A successful stake sale would have been the perfect tonic for a revived Egyptian economy. But divestments are put on hold, and government has given no indication when it plans to take it up again. Image Credit: Gulf News Archive

Cairo: Egypt has put on hold its plans to offer stakes in state-run companies due to "unfavorable" market conditions created by the coronavirus pandemic, dealing a setback to the country's programme to strengthen the economy.

The Public Enterprise Minister Hisham Tawfik didn't say when the programme could be resumed. Investors are returning to the local debt market after have pulling out around $17 billion during the COVID-19 outbreak, but authorities have already sharply scaled back growth projections.

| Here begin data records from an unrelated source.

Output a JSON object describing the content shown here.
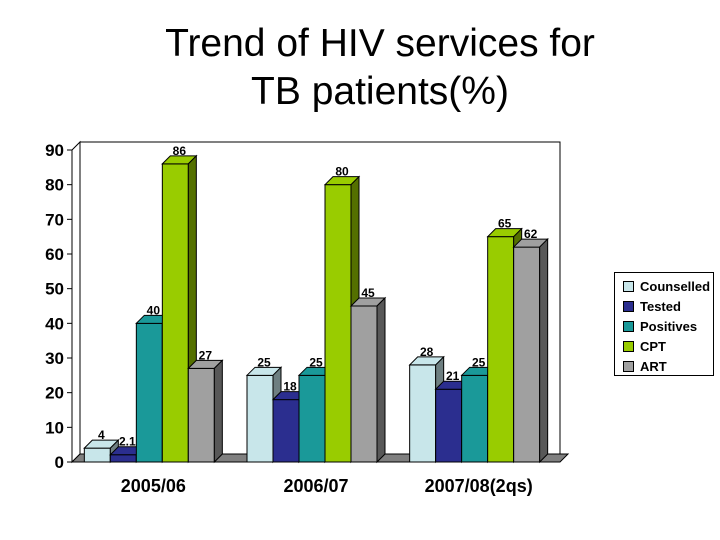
{
  "title_line1": "Trend of HIV services for",
  "title_line2": "TB patients(%)",
  "chart_data": {
    "type": "bar",
    "title": "Trend of HIV services for TB patients(%)",
    "categories": [
      "2005/06",
      "2006/07",
      "2007/08(2qs)"
    ],
    "series": [
      {
        "name": "Counselled",
        "values": [
          4,
          25,
          28
        ],
        "labels": [
          "4",
          "25",
          "28"
        ],
        "color": "#c8e6ea"
      },
      {
        "name": "Tested",
        "values": [
          2.1,
          18,
          21
        ],
        "labels": [
          "2.1",
          "18",
          "21"
        ],
        "color": "#2b2e8f"
      },
      {
        "name": "Positives",
        "values": [
          40,
          25,
          25
        ],
        "labels": [
          "40",
          "25",
          "25"
        ],
        "color": "#1a9999"
      },
      {
        "name": "CPT",
        "values": [
          86,
          80,
          65
        ],
        "labels": [
          "86",
          "80",
          "65"
        ],
        "color": "#99cc00"
      },
      {
        "name": "ART",
        "values": [
          27,
          45,
          62
        ],
        "labels": [
          "27",
          "45",
          "62"
        ],
        "color": "#a0a0a0"
      }
    ],
    "ylim": [
      0,
      90
    ],
    "yticks": [
      0,
      10,
      20,
      30,
      40,
      50,
      60,
      70,
      80,
      90
    ],
    "xlabel": "",
    "ylabel": "",
    "grid": false,
    "legend": "right"
  }
}
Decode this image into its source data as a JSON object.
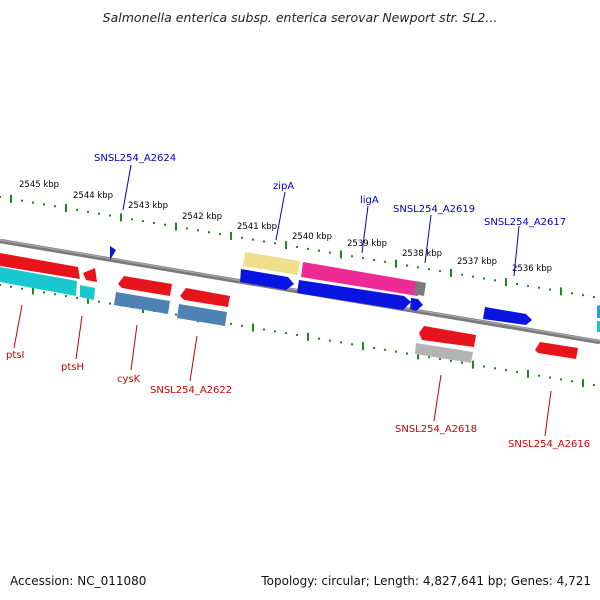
{
  "title": "Salmonella enterica subsp. enterica serovar Newport str. SL2...",
  "footer": {
    "accession": "Accession: NC_011080",
    "summary": "Topology: circular; Length: 4,827,641 bp; Genes: 4,721"
  },
  "scale_labels": [
    "2545 kbp",
    "2544 kbp",
    "2543 kbp",
    "2542 kbp",
    "2541 kbp",
    "2540 kbp",
    "2539 kbp",
    "2538 kbp",
    "2537 kbp",
    "2536 kbp"
  ],
  "top_labels": [
    "SNSL254_A2624",
    "zipA",
    "ligA",
    "SNSL254_A2619",
    "SNSL254_A2617"
  ],
  "bottom_labels": [
    "ptsI",
    "ptsH",
    "cysK",
    "SNSL254_A2622",
    "SNSL254_A2618",
    "SNSL254_A2616"
  ],
  "colors": {
    "backbone": "#7a7a7a",
    "ticks": "#1a8a1a",
    "forward_label": "#0000bb",
    "reverse_label": "#cc0000",
    "red": "#e8141c",
    "cyan": "#19c8cf",
    "steelblue": "#4f82b4",
    "blue": "#0a14e0",
    "khaki": "#eedf8c",
    "magenta": "#ee2a94",
    "gray": "#b4b4b4"
  }
}
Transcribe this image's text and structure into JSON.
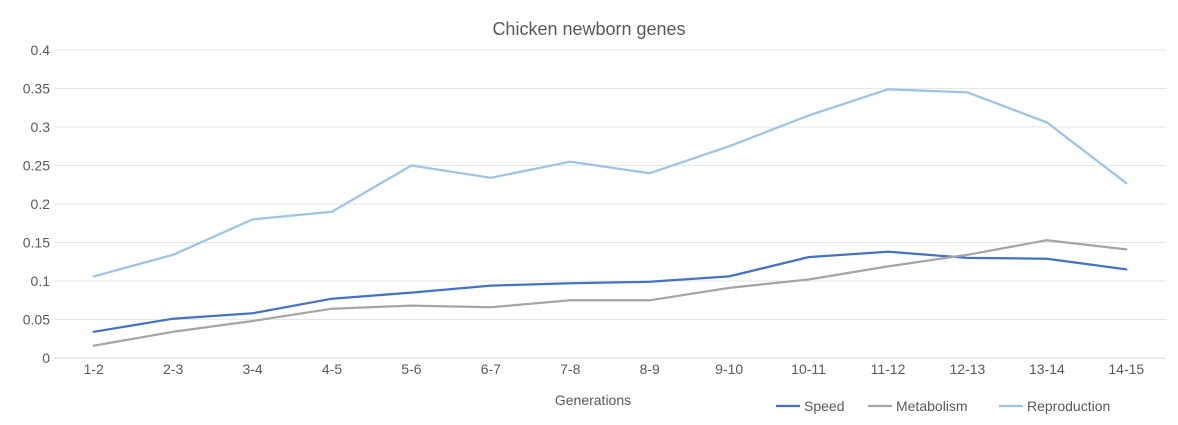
{
  "chart_data": {
    "type": "line",
    "title": "Chicken newborn genes",
    "xlabel": "Generations",
    "ylabel": "",
    "categories": [
      "1-2",
      "2-3",
      "3-4",
      "4-5",
      "5-6",
      "6-7",
      "7-8",
      "8-9",
      "9-10",
      "10-11",
      "11-12",
      "12-13",
      "13-14",
      "14-15"
    ],
    "ylim": [
      0,
      0.4
    ],
    "yticks": [
      "0",
      "0.05",
      "0.1",
      "0.15",
      "0.2",
      "0.25",
      "0.3",
      "0.35",
      "0.4"
    ],
    "ytick_values": [
      0,
      0.05,
      0.1,
      0.15,
      0.2,
      0.25,
      0.3,
      0.35,
      0.4
    ],
    "grid": true,
    "legend_position": "bottom-right",
    "series": [
      {
        "name": "Speed",
        "color": "#4472c4",
        "values": [
          0.034,
          0.051,
          0.058,
          0.077,
          0.085,
          0.094,
          0.097,
          0.099,
          0.106,
          0.131,
          0.138,
          0.13,
          0.129,
          0.115
        ]
      },
      {
        "name": "Metabolism",
        "color": "#a5a5a5",
        "values": [
          0.016,
          0.034,
          0.048,
          0.064,
          0.068,
          0.066,
          0.075,
          0.075,
          0.091,
          0.102,
          0.119,
          0.134,
          0.153,
          0.141
        ]
      },
      {
        "name": "Reproduction",
        "color": "#9dc3e6",
        "values": [
          0.106,
          0.134,
          0.18,
          0.19,
          0.25,
          0.234,
          0.255,
          0.24,
          0.275,
          0.315,
          0.349,
          0.345,
          0.306,
          0.227
        ]
      }
    ]
  }
}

The government had sought to sell additional stakes in more than 20 companies to overhaul a bloated and loss-making public sector as part of its broader effort to revive the economy after years of stagnation. The companies ranged from banks to fertilizer makers.

Before the virus outbreak, Egypt's was one of the fastest-growing economies in the Middle East, and the country was set to focus on private sector growth and development in the latest phase of its sweeping reform programme. The overhaul began in late 2016 with a dramatic currency devaluation and subsidy cuts to secure a $12 billion International Monetary Fund loan.

Many of the companies slated for stake sales are already listed on the Egyptian exchange, but others would be newly offered on the bourse.